Peg’s commitment to the kids is a constant topic among Pickett Pool parents, says Gerald Wright, whose two daughters learned to swim under Peg’s instruction.
“She has tremendous dedication,” says Gerald, who first contacted me about Pickett demise, hoping that public attention might get the place re-opened. (Good people in the Rec Department decided last week to re-open two of the four shuttered pools; parents are so grateful, they don’t even mind that the re-opened pools’ hours have been scaled down from six days a week to two.)
“We’re talking about how we might compensate Peg for her work, now that we’re not so focused on getting Pickett re-opened.” says Gerald. “She deserves to be paid.”
Today, when Pickett re-opens, Peg - who remains laid off - will be there coaching, for free, the kids she once coached for a paycheck. Proving that the best civil servants are more than civil and servile.
They’re angels.
Now available for purchase are those memorial T-shirts that Matt McIntyre promised to produce in honor of slain Philly cop John Pawlowski.
Matt, you might recall from my column about him last month, is a Northeast Philly resident who works full-time at the Kimmel Center as a stage carpenter and part-time as an un-paid fund-raiser for the families of fallen Philadelphia police officers.
Known as "That T-Shirt Fund-Raiser Guy," Matt's title isn't one he ever planned for or wanted. But what began as a simple effort, back in 2006, to sell T-shirts as a fund-raiser for the family of slain cop Gary Skerski has sadly morphed into a bigger operation, as the city has since buried another six officers killed in the line of duty.
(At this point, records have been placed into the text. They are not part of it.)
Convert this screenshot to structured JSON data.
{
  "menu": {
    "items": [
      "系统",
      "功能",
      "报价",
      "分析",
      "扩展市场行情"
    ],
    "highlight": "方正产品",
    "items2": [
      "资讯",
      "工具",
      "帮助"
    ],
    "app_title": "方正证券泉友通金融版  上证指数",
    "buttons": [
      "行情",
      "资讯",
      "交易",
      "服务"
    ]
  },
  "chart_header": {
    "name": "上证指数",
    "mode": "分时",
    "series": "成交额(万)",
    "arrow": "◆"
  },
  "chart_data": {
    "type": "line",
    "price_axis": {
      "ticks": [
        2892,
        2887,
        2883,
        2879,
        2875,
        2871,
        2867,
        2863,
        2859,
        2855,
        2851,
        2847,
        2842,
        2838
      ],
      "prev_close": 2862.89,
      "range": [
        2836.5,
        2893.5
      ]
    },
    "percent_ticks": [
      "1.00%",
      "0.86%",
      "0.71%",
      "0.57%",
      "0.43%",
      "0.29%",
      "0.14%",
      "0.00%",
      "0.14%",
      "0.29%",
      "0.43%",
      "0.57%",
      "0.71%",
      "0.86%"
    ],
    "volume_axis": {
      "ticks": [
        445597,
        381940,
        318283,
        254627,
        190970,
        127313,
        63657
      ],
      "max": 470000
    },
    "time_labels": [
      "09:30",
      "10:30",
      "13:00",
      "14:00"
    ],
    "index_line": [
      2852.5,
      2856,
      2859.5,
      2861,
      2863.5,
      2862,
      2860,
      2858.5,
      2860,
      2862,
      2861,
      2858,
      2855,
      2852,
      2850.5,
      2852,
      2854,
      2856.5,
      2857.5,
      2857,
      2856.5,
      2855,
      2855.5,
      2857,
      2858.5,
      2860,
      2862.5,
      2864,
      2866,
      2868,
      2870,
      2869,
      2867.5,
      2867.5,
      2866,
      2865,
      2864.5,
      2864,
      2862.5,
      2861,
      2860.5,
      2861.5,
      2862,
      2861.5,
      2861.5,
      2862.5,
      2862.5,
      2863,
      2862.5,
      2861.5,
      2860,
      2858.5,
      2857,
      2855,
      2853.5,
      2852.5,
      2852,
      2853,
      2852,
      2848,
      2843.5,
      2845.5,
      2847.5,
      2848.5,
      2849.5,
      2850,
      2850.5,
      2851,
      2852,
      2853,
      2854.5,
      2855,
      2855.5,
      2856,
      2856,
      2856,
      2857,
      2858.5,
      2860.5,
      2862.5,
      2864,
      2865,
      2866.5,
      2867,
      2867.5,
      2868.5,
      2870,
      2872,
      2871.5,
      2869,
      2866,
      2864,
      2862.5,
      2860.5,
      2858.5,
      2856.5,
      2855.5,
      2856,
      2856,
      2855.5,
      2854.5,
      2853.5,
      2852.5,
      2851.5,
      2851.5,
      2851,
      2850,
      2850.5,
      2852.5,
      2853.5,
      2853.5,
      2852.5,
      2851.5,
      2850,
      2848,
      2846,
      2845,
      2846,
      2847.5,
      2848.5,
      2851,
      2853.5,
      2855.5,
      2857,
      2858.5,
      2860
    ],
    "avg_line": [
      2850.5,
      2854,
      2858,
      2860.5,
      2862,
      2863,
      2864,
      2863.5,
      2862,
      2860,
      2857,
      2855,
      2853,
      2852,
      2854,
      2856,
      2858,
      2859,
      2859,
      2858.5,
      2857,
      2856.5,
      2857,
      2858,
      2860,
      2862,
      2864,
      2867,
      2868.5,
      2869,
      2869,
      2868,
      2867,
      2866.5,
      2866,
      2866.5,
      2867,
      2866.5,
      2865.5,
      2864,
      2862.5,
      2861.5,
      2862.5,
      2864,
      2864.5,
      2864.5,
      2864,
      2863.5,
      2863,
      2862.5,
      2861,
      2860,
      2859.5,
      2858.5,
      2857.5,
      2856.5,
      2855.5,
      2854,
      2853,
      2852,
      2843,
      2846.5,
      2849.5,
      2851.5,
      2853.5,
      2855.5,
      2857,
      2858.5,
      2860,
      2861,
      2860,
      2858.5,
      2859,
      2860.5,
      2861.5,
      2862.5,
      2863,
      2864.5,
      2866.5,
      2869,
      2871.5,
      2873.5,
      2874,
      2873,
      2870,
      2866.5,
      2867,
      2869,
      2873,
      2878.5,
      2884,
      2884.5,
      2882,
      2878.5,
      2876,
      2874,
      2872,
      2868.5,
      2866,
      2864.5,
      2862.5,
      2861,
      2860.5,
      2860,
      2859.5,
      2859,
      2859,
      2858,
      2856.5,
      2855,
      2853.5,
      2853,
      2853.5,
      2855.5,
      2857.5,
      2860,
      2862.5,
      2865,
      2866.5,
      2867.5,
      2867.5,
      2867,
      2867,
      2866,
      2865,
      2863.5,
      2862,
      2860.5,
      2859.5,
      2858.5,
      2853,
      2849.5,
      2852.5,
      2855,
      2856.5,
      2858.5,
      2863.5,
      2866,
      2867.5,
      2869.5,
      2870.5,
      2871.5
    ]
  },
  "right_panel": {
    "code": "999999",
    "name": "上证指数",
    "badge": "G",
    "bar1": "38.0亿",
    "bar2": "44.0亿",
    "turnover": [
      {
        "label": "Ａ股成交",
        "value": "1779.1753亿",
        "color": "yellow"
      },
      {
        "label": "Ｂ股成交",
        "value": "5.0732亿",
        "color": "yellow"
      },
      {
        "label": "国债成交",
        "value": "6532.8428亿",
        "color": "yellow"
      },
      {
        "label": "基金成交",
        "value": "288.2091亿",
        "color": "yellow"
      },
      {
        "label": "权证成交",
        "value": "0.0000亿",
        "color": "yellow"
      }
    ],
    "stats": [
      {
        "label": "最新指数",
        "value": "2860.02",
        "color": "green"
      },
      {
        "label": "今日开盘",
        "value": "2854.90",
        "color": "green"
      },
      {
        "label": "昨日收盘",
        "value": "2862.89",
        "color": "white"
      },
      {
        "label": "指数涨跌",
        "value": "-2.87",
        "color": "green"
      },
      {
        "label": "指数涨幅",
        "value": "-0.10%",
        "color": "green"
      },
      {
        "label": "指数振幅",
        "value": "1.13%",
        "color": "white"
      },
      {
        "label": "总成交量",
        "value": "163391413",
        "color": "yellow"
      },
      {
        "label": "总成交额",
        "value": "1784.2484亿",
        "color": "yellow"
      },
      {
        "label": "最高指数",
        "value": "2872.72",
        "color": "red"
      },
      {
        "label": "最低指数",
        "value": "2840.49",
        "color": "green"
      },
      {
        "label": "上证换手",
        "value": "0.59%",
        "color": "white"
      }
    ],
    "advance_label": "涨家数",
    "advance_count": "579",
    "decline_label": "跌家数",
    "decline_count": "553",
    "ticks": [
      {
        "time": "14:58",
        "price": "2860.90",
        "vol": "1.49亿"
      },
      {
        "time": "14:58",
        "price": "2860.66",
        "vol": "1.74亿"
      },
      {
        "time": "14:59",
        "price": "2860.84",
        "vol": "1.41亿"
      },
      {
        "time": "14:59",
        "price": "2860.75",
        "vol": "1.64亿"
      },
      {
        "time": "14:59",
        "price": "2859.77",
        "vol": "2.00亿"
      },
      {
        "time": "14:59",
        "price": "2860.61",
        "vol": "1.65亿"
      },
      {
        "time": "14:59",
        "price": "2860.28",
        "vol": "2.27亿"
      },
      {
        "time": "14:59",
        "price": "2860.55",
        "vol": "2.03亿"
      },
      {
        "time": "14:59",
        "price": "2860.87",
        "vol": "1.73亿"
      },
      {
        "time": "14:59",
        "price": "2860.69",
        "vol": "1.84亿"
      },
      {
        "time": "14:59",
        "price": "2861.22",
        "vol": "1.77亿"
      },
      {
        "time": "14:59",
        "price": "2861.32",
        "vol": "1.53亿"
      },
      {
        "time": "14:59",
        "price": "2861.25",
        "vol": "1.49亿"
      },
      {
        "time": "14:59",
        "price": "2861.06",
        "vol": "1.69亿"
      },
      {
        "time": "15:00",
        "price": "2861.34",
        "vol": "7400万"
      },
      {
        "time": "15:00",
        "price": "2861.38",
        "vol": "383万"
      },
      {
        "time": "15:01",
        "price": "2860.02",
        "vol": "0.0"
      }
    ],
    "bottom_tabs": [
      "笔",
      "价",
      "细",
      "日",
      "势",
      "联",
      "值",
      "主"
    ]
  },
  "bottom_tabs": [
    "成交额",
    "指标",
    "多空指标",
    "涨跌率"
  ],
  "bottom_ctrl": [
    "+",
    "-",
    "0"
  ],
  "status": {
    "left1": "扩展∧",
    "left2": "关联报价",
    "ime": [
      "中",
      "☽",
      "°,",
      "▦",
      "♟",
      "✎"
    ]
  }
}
Matt tells me that the shirts that honor Pawlowski are Union/American-made, navy blue with a gold-and-white print. A large version of the print is on the back of the shirt; a smaller image is displayed on the front left breast.
Long sleeve shirts go for $20.00 each; short-sleeve, $15.00. After costs, 90% of the profits will go to the Pawlowski family, 10% to the FOP Survivors Fund.
Matt's among the nicest, most naturally generous people I've ever had the pleasure to meet and write about. May his big heart never, ever again be called into action on behalf of a cop's grieving family.